Alors que la jeune femme s’impatiente, refuse ses interprétations, les hypothèses qu’il formule au sujet de l’accident, il lui dit ceci, il l’interpelle : “Camille, Camille, je ne cherche rien de plus que comprendre précisément votre demande, et je veux que vous compreniez mieux de votre côté ce que vous êtes venue chercher ici”. Par cette simple phrase il lui signifie qu’elle ne sait pas tout de sa demande, et qu’un savoir, insu, cache une “vérité insoupçonnée”, comme dans la nouvelle d’H. James, Une image dans le tapis. Le travail d’un analyste est un travail qui s’effectue toujours à trois : le patient, l’analyste et l’Inconscient, que Lacan – sur les théorisations desquelles, avec celles de Freud, la série s’appuie – a nommé le grand Autre. Ce trois représente l’altérité, l’Autre en soi, dont on peut connaître un bout en allant parler à un analyste. Dayan, par son acte de poser l’inconscient, ouvre cette dimension Autre pour Camille qui peut, en retour, lui supposer un savoir, et entrer dans la parole.
Est-ce un hasard, d’ailleurs, si les épisodes ont été réalisés par des scénaristes différents ? Je ne le crois pas. C’est à chaque fois un regard Autre qui est porté sur le scénario : l’altérité, qui n’est autre que l’Inconscient, se trouve au cœur du dispositif de création et de montage de la série. Comment ne pas penser que cela était inévitable, dans une série qui tente de rendre compte de l’Autre en soi ?
Eric Zuliani, psychanalyste, qui analyse la série dans le magazine Marianne, rappelle la nécessité “qu’il y ait des lieux où dire ce que l’on ne comprend pas de soi-même, des lieux – qui se font rares -, où l’on peut loger sa folie aussi.

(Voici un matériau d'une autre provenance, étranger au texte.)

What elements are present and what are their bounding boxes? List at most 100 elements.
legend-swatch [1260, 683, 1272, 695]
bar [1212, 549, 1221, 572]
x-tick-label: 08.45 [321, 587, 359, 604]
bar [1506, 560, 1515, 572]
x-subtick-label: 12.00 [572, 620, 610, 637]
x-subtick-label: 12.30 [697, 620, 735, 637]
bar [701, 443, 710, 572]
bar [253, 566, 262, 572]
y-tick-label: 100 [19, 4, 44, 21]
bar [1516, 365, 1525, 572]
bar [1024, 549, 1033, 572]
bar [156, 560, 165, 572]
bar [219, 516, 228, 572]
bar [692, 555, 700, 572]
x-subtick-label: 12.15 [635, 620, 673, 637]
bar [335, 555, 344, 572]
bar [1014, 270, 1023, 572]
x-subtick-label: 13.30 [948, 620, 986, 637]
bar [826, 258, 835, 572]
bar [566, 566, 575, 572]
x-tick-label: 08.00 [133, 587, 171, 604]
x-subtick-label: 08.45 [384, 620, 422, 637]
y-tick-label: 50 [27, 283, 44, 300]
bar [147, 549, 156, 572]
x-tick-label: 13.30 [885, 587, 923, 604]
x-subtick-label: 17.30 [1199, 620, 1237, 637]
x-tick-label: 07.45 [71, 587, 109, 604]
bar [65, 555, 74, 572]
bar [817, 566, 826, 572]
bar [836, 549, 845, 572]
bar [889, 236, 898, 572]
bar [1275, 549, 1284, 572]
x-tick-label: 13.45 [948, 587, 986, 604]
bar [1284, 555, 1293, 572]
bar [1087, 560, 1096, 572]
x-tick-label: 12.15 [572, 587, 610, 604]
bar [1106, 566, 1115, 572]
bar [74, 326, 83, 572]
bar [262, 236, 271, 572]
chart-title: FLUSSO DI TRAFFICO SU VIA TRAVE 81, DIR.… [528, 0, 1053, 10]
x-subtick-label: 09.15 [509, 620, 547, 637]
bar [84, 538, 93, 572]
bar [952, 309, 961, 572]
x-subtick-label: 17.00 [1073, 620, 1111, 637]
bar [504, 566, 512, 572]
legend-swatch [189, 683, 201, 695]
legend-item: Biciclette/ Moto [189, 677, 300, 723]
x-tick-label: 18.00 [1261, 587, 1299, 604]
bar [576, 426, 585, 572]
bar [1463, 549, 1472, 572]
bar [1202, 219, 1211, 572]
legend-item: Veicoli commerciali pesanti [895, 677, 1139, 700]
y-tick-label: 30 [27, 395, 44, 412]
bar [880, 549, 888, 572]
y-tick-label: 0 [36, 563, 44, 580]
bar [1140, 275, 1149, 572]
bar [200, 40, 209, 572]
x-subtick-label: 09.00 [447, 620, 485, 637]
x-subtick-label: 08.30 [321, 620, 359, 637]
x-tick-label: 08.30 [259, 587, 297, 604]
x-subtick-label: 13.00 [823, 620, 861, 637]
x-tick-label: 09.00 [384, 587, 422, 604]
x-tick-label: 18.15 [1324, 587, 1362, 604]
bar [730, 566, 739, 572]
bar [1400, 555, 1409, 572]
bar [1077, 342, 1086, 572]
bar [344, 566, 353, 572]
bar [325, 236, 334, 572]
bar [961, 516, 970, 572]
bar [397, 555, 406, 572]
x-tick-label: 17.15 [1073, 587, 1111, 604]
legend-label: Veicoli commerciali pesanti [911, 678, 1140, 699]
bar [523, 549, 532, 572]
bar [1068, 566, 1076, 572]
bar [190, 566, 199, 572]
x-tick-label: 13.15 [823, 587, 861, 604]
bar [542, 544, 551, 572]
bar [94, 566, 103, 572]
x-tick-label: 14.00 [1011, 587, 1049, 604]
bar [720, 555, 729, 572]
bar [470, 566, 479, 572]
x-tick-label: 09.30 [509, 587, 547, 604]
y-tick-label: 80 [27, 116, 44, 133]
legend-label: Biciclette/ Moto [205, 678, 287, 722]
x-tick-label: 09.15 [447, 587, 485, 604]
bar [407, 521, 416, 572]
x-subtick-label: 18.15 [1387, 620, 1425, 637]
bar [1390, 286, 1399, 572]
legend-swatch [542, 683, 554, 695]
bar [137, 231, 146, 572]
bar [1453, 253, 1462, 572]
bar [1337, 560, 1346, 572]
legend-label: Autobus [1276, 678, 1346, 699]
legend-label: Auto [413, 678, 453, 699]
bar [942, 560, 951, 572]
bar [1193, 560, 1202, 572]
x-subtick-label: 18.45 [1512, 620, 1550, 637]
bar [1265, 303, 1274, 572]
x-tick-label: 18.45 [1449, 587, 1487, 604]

Il y a une utilité sociale d’une pratique orientée par la psychanalyse, en cabinet ou en institution, qui fait accueil tous les jours à ce que « la langue que parlent les gens » dit de réel, et qui ne trouve sa matérialité ni dans le cerveau ni dans les neurones. Ce qui se dit en séance troue le mur des discours courants et des savoirs établis qui égarent sur le sens de ce qu’est une existence pour chacun. Ceux qui font une analyse témoignent du plus de vie qu’elle permet d’introduire dans son existence grâce à un usage retrouvé du désir“.
C’est ce que tente de montrer la série, qui bien sûr reste une fiction, avec ses défauts, ses limites, ses invraisemblances. Mais au-delà d’eux, n’est-ce pas cette parole – adressée à un psychanalyste engagé en qui elle a pu faire confiance – qui a permis à Camille de s’y retrouver dans son désir ?
N’est-ce pas d’ailleurs la parole en acte qui est l’acteur principal de la série ? Tenter de rendre compte de cette expérience réelle qu’est l’écoute analytique dans les effets qu’elle produit, et ce sans masquer les difficultés, les doutes, les échecs, était une gageure. C’est plutôt très réussi.